The run system ensures sequential processing. If a message arrives while the agent is already processing, it's queued. The Session maintains a message queue (persisted for hibernation survival) and processes messages one at a time. This prevents race conditions where two concurrent LLM calls could produce conflicting tool executions.

Error Handling: When Things Break

The agent loop has several failure modes, each handled differently:

LLM call failure: If the LLM provider returns an error (rate limit, server error, invalid request), the Session broadcasts an error event and finishes the run. The conversation history is preserved — the user's message was already persisted, so they can retry.

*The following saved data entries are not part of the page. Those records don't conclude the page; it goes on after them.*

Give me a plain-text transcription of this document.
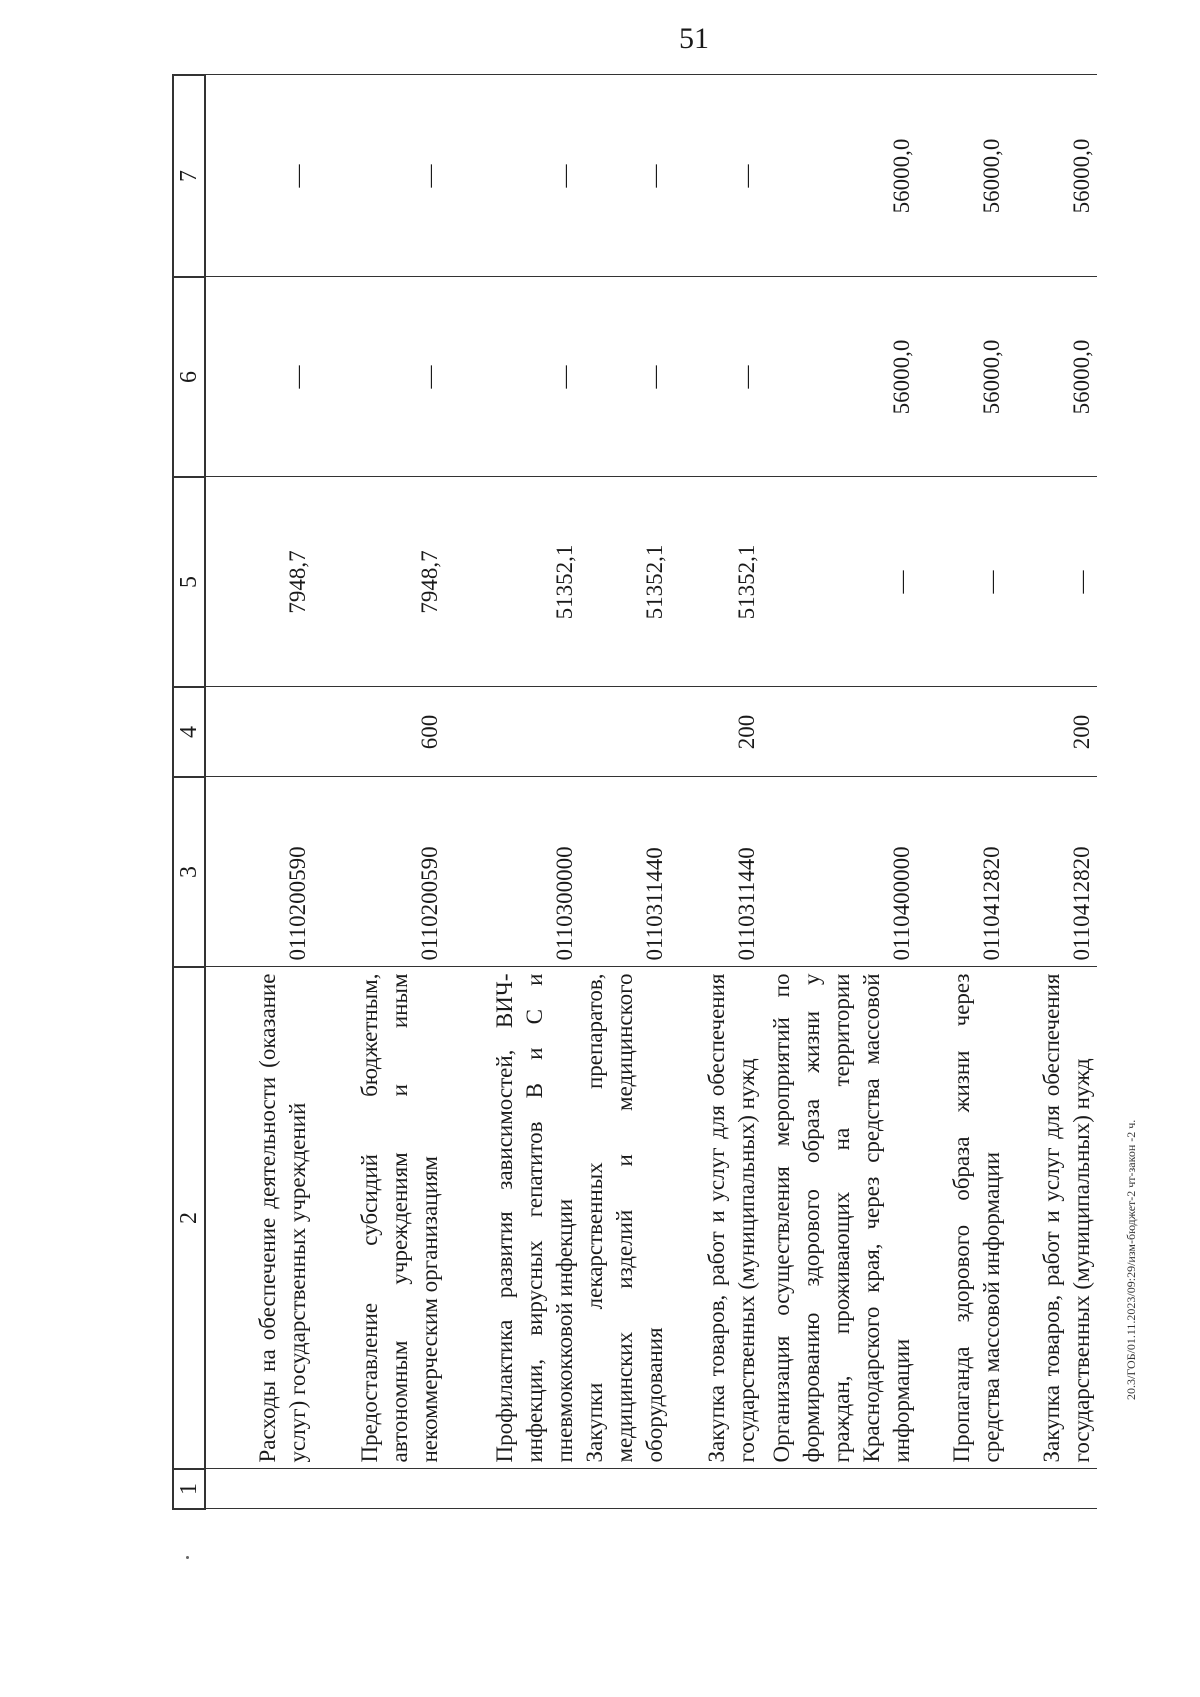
51
1	2	3	4	5	6	7
	Расходы на обеспечение деятельности (оказание услуг) государственных учреждений	0110200590		7948,7	—	—
	Предоставление субсидий бюджетным, автономным учреждениям и иным некоммерческим организациям	0110200590	600	7948,7	—	—
	Профилактика развития зависимостей, ВИЧ-инфекции, вирусных гепатитов В и С и пневмококковой инфекции	0110300000		51352,1	—	—
	Закупки лекарственных препаратов, медицинских изделий и медицинского оборудования	0110311440		51352,1	—	—
	Закупка товаров, работ и услуг для обеспечения государственных (муниципальных) нужд	0110311440	200	51352,1	—	—
	Организация осуществления мероприятий по формированию здорового образа жизни у граждан, проживающих на территории Краснодарского края, через средства массовой информации	0110400000		—	56000,0	56000,0
	Пропаганда здорового образа жизни через средства массовой информации	0110412820		—	56000,0	56000,0
	Закупка товаров, работ и услуг для обеспечения государственных (муниципальных) нужд	0110412820	200	—	56000,0	56000,0
20.3/ГОБ/01.11.2023/09:29/изм-бюджет-2 чт-закон -2 ч.
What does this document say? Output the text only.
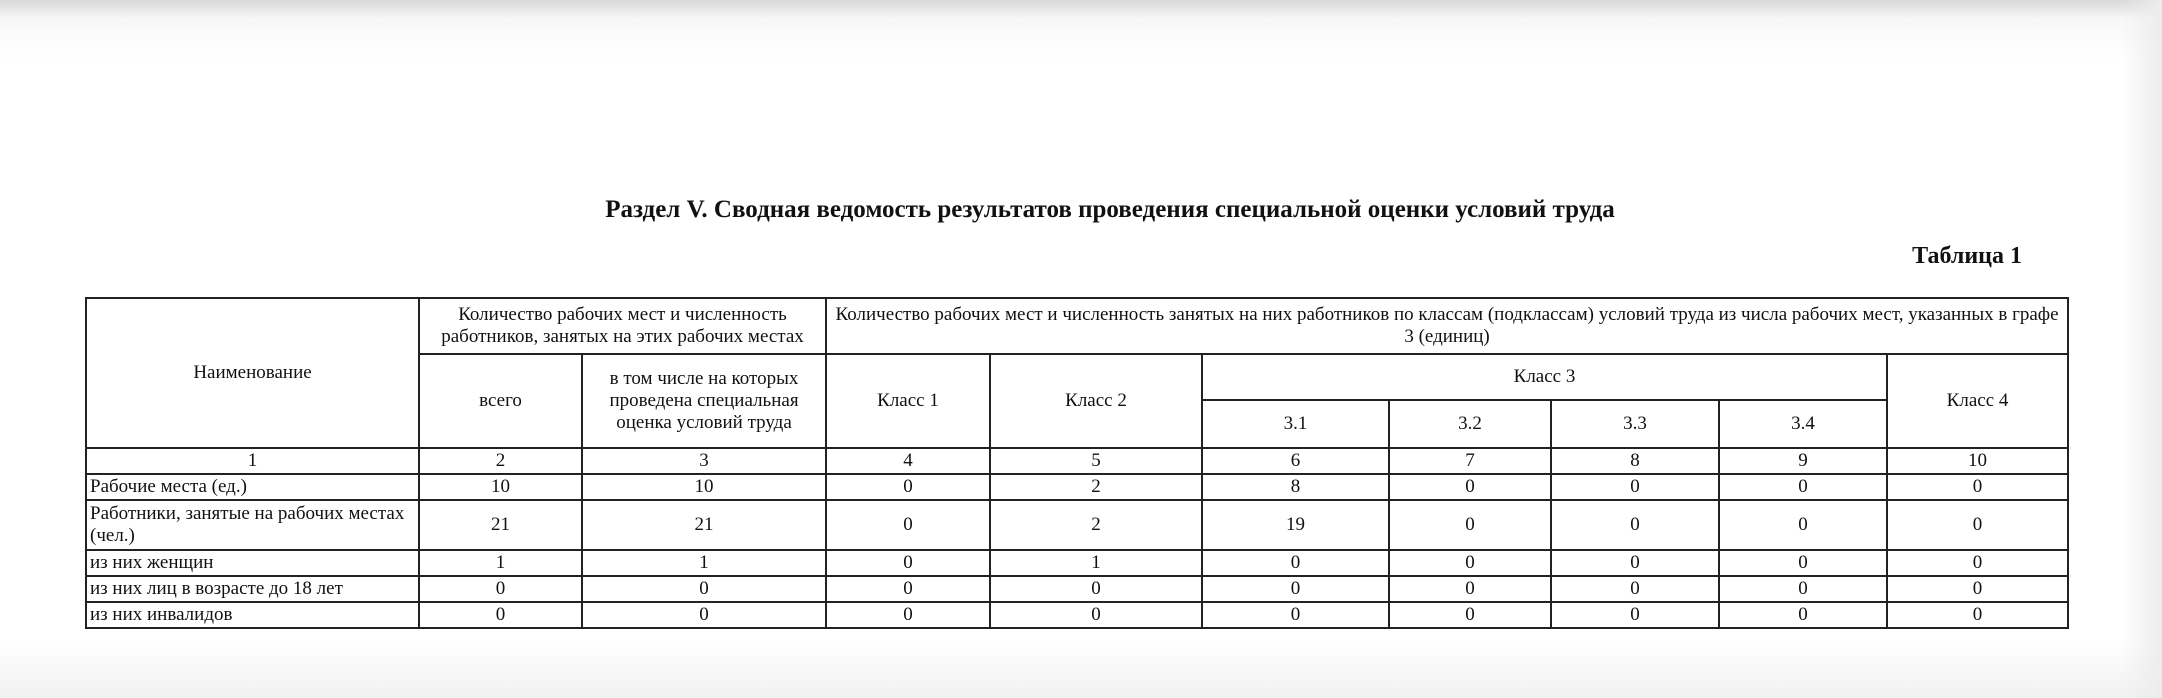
Раздел V. Сводная ведомость результатов проведения специальной оценки условий труда
Таблица 1
Наименование	Количество рабочих мест и численность работников, занятых на этих рабочих местах		Количество рабочих мест и численность занятых на них работников по классам (подклассам) условий труда из числа рабочих мест, указанных в графе 3 (единиц)						
	всего	в том числе на которых проведена специальная оценка условий труда	Класс 1	Класс 2	Класс 3				Класс 4
					3.1	3.2	3.3	3.4	
1	2	3	4	5	6	7	8	9	10
Рабочие места (ед.)	10	10	0	2	8	0	0	0	0
Работники, занятые на рабочих местах (чел.)	21	21	0	2	19	0	0	0	0
из них женщин	1	1	0	1	0	0	0	0	0
из них лиц в возрасте до 18 лет	0	0	0	0	0	0	0	0	0
из них инвалидов	0	0	0	0	0	0	0	0	0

Tool timeout: When tools are dispatched, the Session sets an alarm for the configured timeout (default 60 seconds). If results don't arrive in time, the alarm fires, and the Session continues the loop with timeout error messages as tool results. The LLM sees something like "Error: Tool timed out" and can respond accordingly — often by acknowledging the failure and suggesting alternatives.

Node disconnection during tool call: If a node disconnects while a tool call is pending, the Gateway detects this through WebSocket close events and cleans up. The pending tool call is left unresolved from the Session's perspective, which means the alarm-based timeout will eventually fire and the Session will continue with an error result.

Context overflow: If the LLM returns a context overflow error (too many tokens), the Session attempts reactive compaction — summarizing old messages to reduce the context size — and retries the call. This is the fallback when proactive compaction didn't trigger soon enough. If compaction doesn't help, the user gets an error suggesting they reset the session.

DO hibernation during processing: The Session persists its entire run state (current run info, pending tool calls, message queue) using PersistedObject. If the DO hibernates mid-run and wakes up later, it can examine the persisted state and determine where it left off. Alarms trigger continuation of the loop when tool results arrive or timeouts expire.

The Message Queue

Because the agent loop is sequential — one run at a time — incoming messages while a run is active are queued. The queue is persisted (survives hibernation) and processed FIFO.

This sequential model is a deliberate simplification. A concurrent model where multiple LLM calls happen in parallel would be theoretically more responsive but practically nightmarish — imagine two concurrent tool calls trying to edit the same file, or two LLM responses giving contradictory answers. The sequential queue keeps things predictable.

When a run finishes, the Session checks for queued messages and immediately starts the next one. From the user's perspective, rapid-fire messages are processed in order, and each gets a response. There's also a priority path for system events like async exec completions — these are processed between normal messages to ensure timely handling of background task results.